Peterson testified that after an arrest, he would notify the desk clerk on duty that someone had been arrested for drug activity at the motel. Peterson testified he had “no idea” if Caswell or his staff knew customers were selling drugs before arrests were made.

But Peterson testified he didn’t trust Caswell because “someone on the property as much as him would have to have known what was going on.”

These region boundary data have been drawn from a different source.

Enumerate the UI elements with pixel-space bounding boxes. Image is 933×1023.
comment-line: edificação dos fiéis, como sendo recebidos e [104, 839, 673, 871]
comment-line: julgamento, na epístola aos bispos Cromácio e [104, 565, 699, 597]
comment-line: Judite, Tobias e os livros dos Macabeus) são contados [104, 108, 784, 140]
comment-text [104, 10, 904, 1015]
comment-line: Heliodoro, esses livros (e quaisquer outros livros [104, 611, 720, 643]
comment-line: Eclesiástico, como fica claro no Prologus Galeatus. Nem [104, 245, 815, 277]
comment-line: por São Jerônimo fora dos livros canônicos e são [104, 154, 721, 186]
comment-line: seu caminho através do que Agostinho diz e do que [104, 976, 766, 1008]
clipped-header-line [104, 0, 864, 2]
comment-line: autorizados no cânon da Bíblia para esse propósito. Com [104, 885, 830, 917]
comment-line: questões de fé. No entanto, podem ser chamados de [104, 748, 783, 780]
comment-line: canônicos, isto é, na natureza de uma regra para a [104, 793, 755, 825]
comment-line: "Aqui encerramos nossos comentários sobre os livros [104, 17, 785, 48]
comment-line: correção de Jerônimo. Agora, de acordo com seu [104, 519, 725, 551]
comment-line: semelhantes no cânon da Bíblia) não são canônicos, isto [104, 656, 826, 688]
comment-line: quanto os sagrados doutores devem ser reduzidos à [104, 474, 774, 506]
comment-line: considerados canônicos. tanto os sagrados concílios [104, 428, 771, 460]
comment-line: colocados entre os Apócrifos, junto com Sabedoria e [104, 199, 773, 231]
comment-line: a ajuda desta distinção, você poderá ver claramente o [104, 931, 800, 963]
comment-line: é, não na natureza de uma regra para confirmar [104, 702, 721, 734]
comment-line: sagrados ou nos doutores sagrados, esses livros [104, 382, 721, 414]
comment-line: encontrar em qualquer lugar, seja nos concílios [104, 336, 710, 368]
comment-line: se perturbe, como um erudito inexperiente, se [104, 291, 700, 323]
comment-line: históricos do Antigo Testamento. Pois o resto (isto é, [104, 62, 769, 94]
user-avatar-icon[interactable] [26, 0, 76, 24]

The Government’s next trick figures to be conflating distinct protections requiring that the Government establish that Motel Caswell is subject to forfeiture and  that the Government establish that the Motel Caswell is substantially connected to the incidental underlying criminal acts animating the forfeiture theory in an attempt to render 18 U.S.C. § 983(c)(3)’s ”substantial connection” protection meaningless as the U.S. Government argued in their trial brief:

 To prevail in a forfeiture action under Section 881, the United States must establish, by a preponderance of the evidence, that the Defendant Property was used, or intended to be used, in any manner or part, to commit, or to facilitate the commission of, a violation of Sections 841, 846 and/or 856. Civil Asset Forfeiture Reform Act (“CAFRA”), 18 U.S.C. § 983(c)(1). Where, as here, the government’s theory of forfeiture is that the Defendant Property was used to facilitate a crime (specifically, criminal drug activity), the government must establish a“substantial connection” between the Defendant Property and the offense. 18 U.S.C. §983(c)(3); United States v. One Parcel of Real Prop., 900 F.2d 470, 474 (1st Cir. 1990). The “substantial connection” test requires only that the property was used, or intended to be used, to commit a crime, or must facilitate the commission of a crime. United States v. Schifferli, 895 F.2d 987, 990 (4th Cir. 1990).